Unverbindliche Orientierungswerte für den Einsatz der beschriebenen modernen Verfahren:
Geheimratsecken: 2.000 – 4.000 Euro (800 – 1.200 Grafts), 1–2 Sitzungen
Halbglatze: 4.000 – 8.000 Euro (2.000 – 4.000 Grafts), 1–3 Sitzungen
Vollglatze: 8.000 – 20.000 Euro (3.000 – 6.000 Grafts), 2–5 Sitzungen
Achtung: Billig kann teuer werden! Gerade bei Haartransplantation kommen schnell hohe Beträge zusammen, doch es gibt ein großes Gefälle in der Leistung der einzelnen Haarchirurgen. Schlecht durchgeführte Haartransplantationen erfordern oft aufwändige Reparaturen, Spenderhaare sind nicht unbegrenzt vorhanden.
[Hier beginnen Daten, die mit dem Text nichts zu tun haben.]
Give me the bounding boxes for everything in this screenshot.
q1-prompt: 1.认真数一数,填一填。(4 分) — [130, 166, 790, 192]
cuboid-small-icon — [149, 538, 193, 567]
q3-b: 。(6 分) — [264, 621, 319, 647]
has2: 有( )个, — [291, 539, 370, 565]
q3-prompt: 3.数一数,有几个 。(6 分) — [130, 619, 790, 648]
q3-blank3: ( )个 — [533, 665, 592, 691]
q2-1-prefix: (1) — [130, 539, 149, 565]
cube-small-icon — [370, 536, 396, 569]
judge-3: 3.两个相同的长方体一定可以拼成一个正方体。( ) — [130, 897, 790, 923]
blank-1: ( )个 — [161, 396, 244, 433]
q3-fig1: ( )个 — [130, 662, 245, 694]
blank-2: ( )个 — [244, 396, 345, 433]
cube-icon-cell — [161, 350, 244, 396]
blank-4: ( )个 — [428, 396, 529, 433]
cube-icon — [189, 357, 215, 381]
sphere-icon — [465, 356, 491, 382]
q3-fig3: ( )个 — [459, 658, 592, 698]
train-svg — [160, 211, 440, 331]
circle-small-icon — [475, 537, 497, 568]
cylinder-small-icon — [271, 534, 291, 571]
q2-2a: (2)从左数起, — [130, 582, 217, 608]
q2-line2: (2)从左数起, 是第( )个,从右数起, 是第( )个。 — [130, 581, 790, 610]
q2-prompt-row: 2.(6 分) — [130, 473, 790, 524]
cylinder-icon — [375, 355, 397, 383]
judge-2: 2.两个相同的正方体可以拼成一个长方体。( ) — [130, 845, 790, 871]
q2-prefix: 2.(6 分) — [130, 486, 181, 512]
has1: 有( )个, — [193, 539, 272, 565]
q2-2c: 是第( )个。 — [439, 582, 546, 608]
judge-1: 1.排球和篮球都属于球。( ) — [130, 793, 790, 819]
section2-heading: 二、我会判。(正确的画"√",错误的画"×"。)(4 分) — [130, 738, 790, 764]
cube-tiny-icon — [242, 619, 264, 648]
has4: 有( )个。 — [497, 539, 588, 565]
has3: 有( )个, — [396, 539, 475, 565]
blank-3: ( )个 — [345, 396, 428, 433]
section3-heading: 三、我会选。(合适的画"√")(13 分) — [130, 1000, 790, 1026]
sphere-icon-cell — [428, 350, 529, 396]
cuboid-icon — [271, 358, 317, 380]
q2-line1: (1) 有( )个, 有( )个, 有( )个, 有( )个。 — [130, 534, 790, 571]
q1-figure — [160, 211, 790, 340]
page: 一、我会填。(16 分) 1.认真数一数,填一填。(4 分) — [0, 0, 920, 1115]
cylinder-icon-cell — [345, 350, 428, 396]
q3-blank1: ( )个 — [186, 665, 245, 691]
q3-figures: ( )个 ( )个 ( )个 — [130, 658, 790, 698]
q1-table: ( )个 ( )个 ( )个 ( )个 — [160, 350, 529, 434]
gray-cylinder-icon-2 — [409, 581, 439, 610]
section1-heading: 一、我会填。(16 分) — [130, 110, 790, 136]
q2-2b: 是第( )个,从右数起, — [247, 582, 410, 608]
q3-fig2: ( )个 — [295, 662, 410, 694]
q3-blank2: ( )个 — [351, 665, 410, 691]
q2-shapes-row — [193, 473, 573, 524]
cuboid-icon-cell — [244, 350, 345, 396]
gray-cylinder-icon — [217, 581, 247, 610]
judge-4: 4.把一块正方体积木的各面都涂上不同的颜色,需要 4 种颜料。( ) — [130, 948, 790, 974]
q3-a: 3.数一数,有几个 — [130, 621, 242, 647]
Oft erweisen sich billige Operationen im Nachhinein als die teuerste Lösung!
Kategorischer Imperativ: Qualität vom Spezialisten
Unser eindringlicher Rat an Interessenten für eine Haarverpflanzung: Spielen Sie nicht fahrlässig Versuchskaninchen für Anfänger oder Abzocker! Wählen Sie einen erfahrenen und auf Haarverpflanzung spezialisierten Partner mit modernen Transplantations-Methoden und guter Reputation. Sie werden vermutlich im Preisvergleich etwas teurer sein, aber die Resultate sind deutlich besser und ihr Geld wert!